The Government is to bring forward legislation in the next Finance Bill to improve the tax treatment of companies which draw up their accounts in a foreign currency as first announced by Paymaster General Dawn Primarolo on 14 January.

The new legislation will reduce the overall length of existing tax law and in many respects is simpler than that which it replaces.

The draft clauses and a commentary on them will be published on the Inland Revenue’s website. They will also be available in paper form. This Press Release raises a number of specific points on the clauses, and seeks comments generally on them.

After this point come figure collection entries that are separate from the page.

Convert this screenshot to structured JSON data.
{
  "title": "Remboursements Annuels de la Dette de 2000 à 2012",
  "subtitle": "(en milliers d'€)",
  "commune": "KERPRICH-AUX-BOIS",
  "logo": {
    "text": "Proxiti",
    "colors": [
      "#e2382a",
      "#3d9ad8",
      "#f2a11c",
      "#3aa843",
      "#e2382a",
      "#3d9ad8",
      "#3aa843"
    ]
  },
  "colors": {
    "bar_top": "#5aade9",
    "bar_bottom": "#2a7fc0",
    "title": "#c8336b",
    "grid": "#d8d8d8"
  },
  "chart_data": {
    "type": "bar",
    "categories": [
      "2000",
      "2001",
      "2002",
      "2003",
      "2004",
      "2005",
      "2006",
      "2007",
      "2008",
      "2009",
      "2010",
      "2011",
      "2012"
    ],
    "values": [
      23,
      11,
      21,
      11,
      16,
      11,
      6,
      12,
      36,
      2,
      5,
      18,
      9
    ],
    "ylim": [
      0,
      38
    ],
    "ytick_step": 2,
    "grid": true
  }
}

1. The proposed legislation will replace the existing rules in sections 92 to 95, 149 and 163 Finance Act 1993 and the related Local Currency Elections Regulations (SI 1994/3230), and will substitute new sections 92 to 94 FA 1993. A copy of the new clauses and a commentary on them is available on the Inland Revenue website at

2. New section 92 FA 1993, when read with new section 94, is intended merely to restate the law as it applies to items other than trading profits and chargeable gains. Hitherto that law has been determined from decisions of the Courts in tax cases. Is it helpful to restate the law in statutory form? And does the restatement give the right answer?

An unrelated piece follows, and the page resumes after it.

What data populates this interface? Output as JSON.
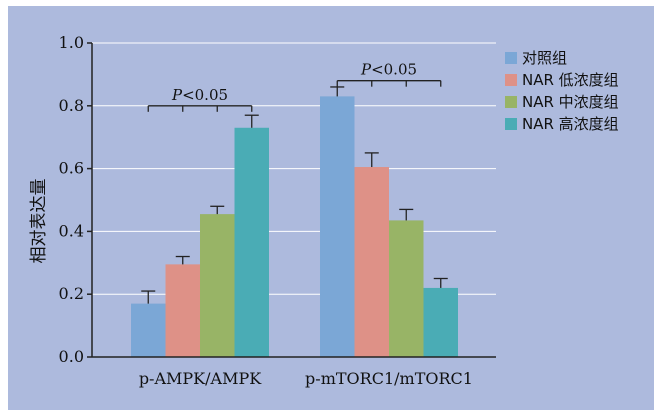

3. New section 93 lays down the conditions for using a non-sterling currency as the “local” or “functional” currency for purposes other than those of the Forex legislation in sections 125 to 170 FA 1993. The new section ensures that a company will automatically use a non-sterling currency for calculating its tax if, under normal accounting practice, it uses that currency in drawing up its overall accounts. Many companies drawing up accounts in non-sterling will be UK resident, but some will undoubtedly be non-resident companies trading in the UK through a branch. The effect of section 93 on them will be that the accounts currency will always be the tax currency. Is this effect appropriate? If not, what should be the test for determining whether a non-resident may use sterling for tax purposes in respect of its UK branch operations?

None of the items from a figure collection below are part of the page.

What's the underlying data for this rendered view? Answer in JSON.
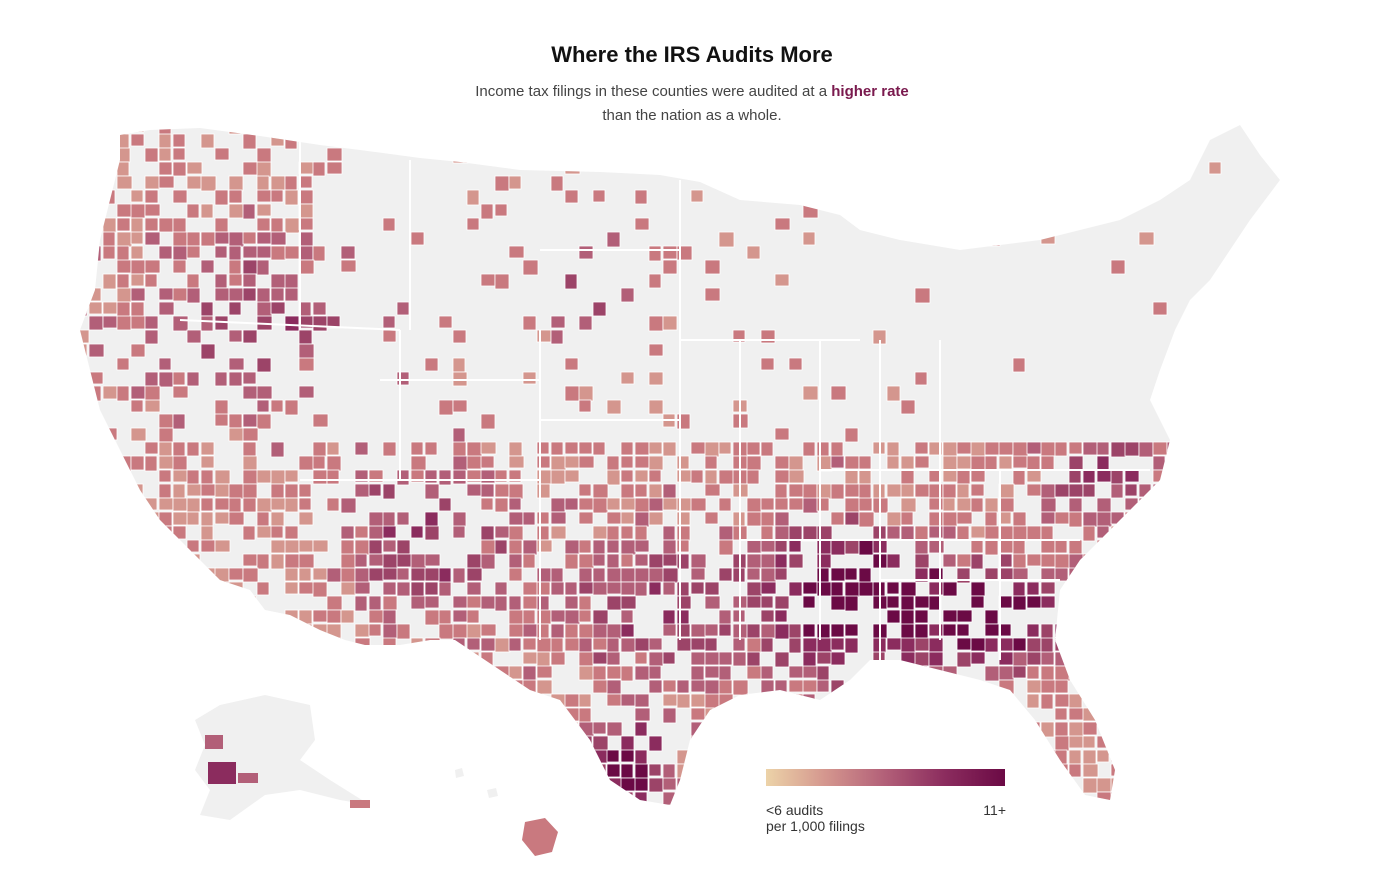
{
  "title": "Where the IRS Audits More",
  "subtitle": {
    "before": "Income tax filings in these counties were audited at a",
    "emphasis": "higher rate",
    "after": "than the nation as a whole."
  },
  "legend": {
    "low_label_line1": "<6 audits",
    "low_label_line2": "per 1,000 filings",
    "high_label": "11+",
    "gradient": [
      "#ecd3a8",
      "#d4968e",
      "#b25f78",
      "#8b2c5e",
      "#6b0a45"
    ]
  },
  "colors": {
    "background": "#ffffff",
    "no_data_land": "#f0f0f0",
    "border": "#ffffff",
    "accent": "#7a1a4e"
  },
  "regions": [
    {
      "name": "contiguous-us"
    },
    {
      "name": "alaska"
    },
    {
      "name": "hawaii"
    }
  ]
}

4. The new legislation does not address the question of companies which are members of partnerships, where the partnership accounts are themselves drawn up in a non-sterling currency. Some aspects of partnerships and exchange gains and losses are covered in Statement of Practice 4/98. If necessary, that Statement will be revised to cover the issues raised by the new clauses. Alternatively, it may prove relatively straight-forward to deal with the point in the legislation. How should the Statement or legislation deal with partnerships with company members?

5. As well as the specific questions asked above, comments are welcomed on any aspect of the draft clauses. They should be sent to

Richard Thomas
Room S15
West Wing
Somerset House

no later than 3 March 2000. Paper versions of the clauses and commentary are also available from this address.


A Press Release (“Improving The Tax System For International Companies”) announcing the Government’s intention to include legislation in the next Finance Bill was published on 14 January 2000.